Developing novel methods for detecting interactions between STAT proteins and proposed inhibitors will allow for deconvolution of the STAT inhibitor landscape and further clarify the role of STAT proteins as inflammatory risk factors for cancer.

Background & Significance

Signal Transducer and Activator of Transcription (STAT) family proteins, especially STATs 1, 3 and 5 have been well-characterized with respect to their roles in cytokine signaling, inflammation and tumorigenesis47. This is especially prevalen within inflammatory conditions of the skin and in squamous cell carcinomas which have responded well to agents that block STAT signaling networks by targeting upstream kinases and receptors. While these types of ‘STAT signaling inhibitors’ continue to flood the scientific literature, the development of assays to determine if STAT inhibitors actually bind directly to STAT proteins are noticeably absent from the STAT signaling field48. Using a combination of modern chemical biology techniques, this project is focused on improving methodologies to characterize STAT inhibitors.
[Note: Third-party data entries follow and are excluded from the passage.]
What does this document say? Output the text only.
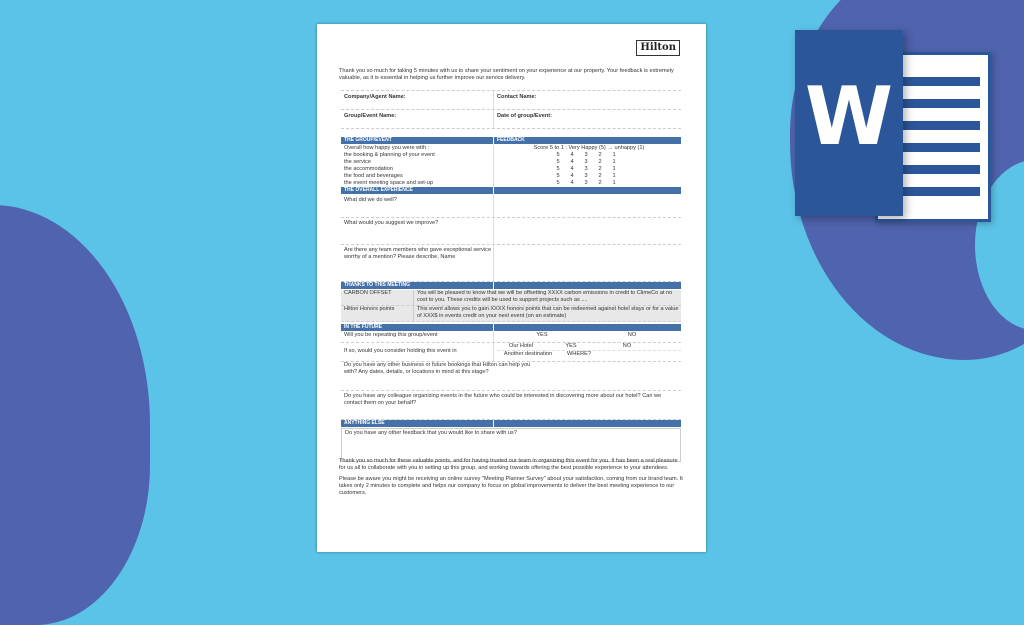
W
Hilton
Thank you so much for taking 5 minutes with us to share your sentiment on your experience at our property. Your feedback is extremely valuable, as it is essential in helping us further improve our service delivery.
Company/Agent Name:	Contact Name:
Group/Event Name:	Date of group/Event:
THE GROUP/EVENT	FEEDBACK
Overall how happy you were with :	Score 5 to 1 : Very Happy (5) → unhappy (1)
the booking & planning of your event	5	4	3	2	1
the service	5	4	3	2	1
the accommodation	5	4	3	2	1
the food and beverages	5	4	3	2	1
the event meeting space and set-up	5	4	3	2	1
THE OVERALL EXPERIENCE
What did we do well?
What would you suggest we improve?
Are there any team members who gave exceptional service worthy of a mention? Please describe, Name
THANKS TO THIS MEETING
CARBON OFFSET	You will be pleased to know that we will be offsetting XXXX carbon emissions in credit to ClimeCo at no cost to you. These credits will be used to support projects such as ....
Hilton Honors points	This event allows you to gain XXXX honors points that can be redeemed against hotel stays or for a value of XXX$ in events credit on your next event (on an estimate)
IN THE FUTURE
Will you be repeating this group/event	YES	NO
If so, would you consider holding this event in
Our Hotel	YES	NO
Another destination	WHERE?
Do you have any other business or future bookings that Hilton can help you with? Any dates, details, or locations in mind at this stage?
Do you have any colleague organizing events in the future who could be interested in discovering more about our hotel? Can we contact them on your behalf?
ANYTHING ELSE
Do you have any other feedback that you would like to share with us?

Thank you so much for these valuable points, and for having trusted our team in organizing this event for you. It has been a real pleasure for us all to collaborate with you in setting up this group, and working towards offering the best possible experience to your attendees.

Please be aware you might be receiving an online survey "Meeting Planner Survey" about your satisfaction, coming from our brand team. It takes only 2 minutes to complete and helps our company to focus on global improvements to deliver the best meeting experience to our customers.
This project aims to develop novel in vitro and in vivo methods to probe interactions between STAT proteins and inhibitors. These assays will be used to confirm or de-validate published STAT inhibitors by determining whether or not they actually bind to STAT proteins or whether they exert their effects via inhibition of other related (or unrelated) protein targets. In this project, the ESR will

optimize biophysical assays for detecting interactions between STATs and small molecule inhibitors;

assess mechanisms of action for known STAT inhibitors and identify novel targets within the STAT signaling pathway;

aid in the identification and optimization of novel STAT inhibitors;

explore the utility of STAT inhibitors in inflammation and cancer prevention.